Thanks for that explanation, it’s fascinating.

Having 13 pence to the shilling makes me want to fall on one knee, raise my hands in supplication, and cry out, “Haro! Haro! Haro! À l’aide, mon Prince, on me fait tort!”[sup]1[/sup]
[sup]1[/sup]You can still to this day in Jersey invoke a law (the Clameur de Haro) dating from perhaps the 9th or 10th century. Here’s the story in weird Jersey French.

“a quid fifty” would be acceptable.

Near as I can tell, Brits use the word “quid” in the same way that Americans use “buck”. An American would never say “three and a half bucks”, but might say “a buck fifty”.

Interesting, given that “livre” is the French word for “pound”. Both have been inflated since the time when they literally meant “the value of a pound of silver” (also the original meaning of “lira” and probably a bunch of other nations’ units), but is there any reason why the French unit would be inflated so much more than the British one?

I do recall a Benny Hill bit, where he was doing an advertisement for a sale item: “If they ask you how much it costs, you tell them 2 pee off!”

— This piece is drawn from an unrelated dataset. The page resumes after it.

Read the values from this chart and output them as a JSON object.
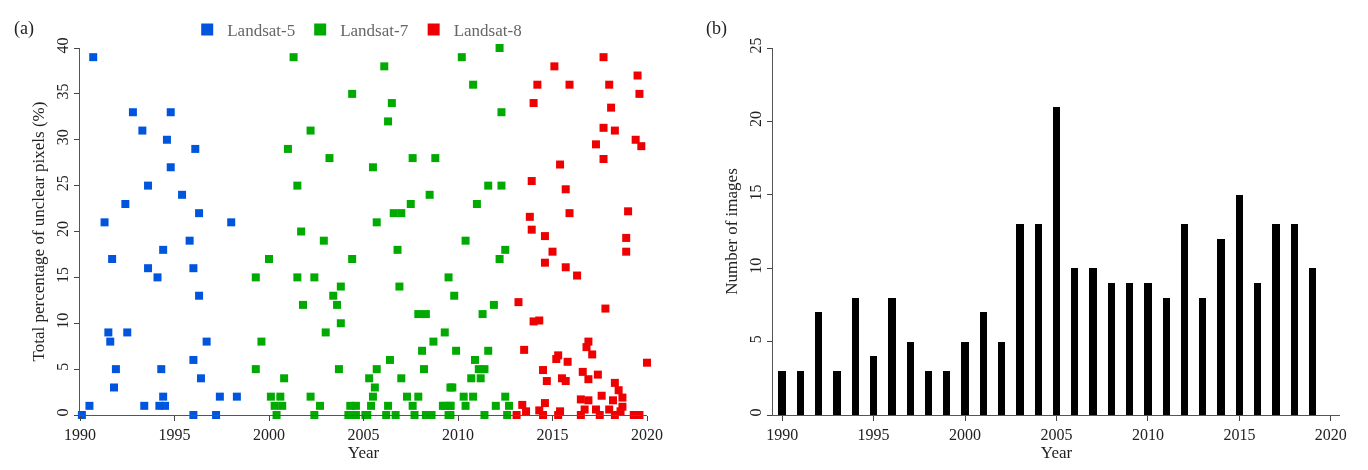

In a related matter, as a consequence of the 1707 Act of Union, the pound Scots was replaced with the pound sterling at the rate of 12 pounds Scots = 1 pound sterling.

Yep, horse auctions are an area where the guinea survives for an unexpected reason: As a way to express the auctioneer’s commission. The buyer pays a certain amount in guinees, but the seller receives only the same number of pounds. The difference is kept by the auctioneer. This has, of course, the same effect as adding a 5% commission on top of the sales price, but it definitely reeks classier.

Yes, both the British pound and French livre trace back to Charlemagne’s time, with a pound of silver dividing into 240 pennyweights. (And that “pound” was somewhat heavier than a Troy pound.)

For centuries, British money was based on the silver penny. Over time the pennies were reduced in size and purity, but the changes were mostly gradual. By the end of Queen Elizabeth’s reign there were 62 silver pennies minted per Troy ounce and this, or a market-based gold equivalent, then remained a constant for centuries.

In France OTOH, coins were not minted with any particular denomination visible. The livre was a unit of accounting, and French Kings redefined the values of precious metals in livres as was convenient for them! I think this was the main reason that the French livre was eventually worth only 1/26 of a British pound. This was roughly the value of the French franc in 1803:

(Note that the “livre tournois” was still a unit of accounting and was worth slightly less than a Franc (though the arithmetic here still seems peculiar.)

This exchange rate — one dollar equals about five francs — will seem familiar to Americans who visited France in the 1980’s. … Except that in the 1980’s France used a “New Franc” equal to 100 Old Francs — the Franc had been devastated in the aftermath of WW I and during Hitler’s occupation.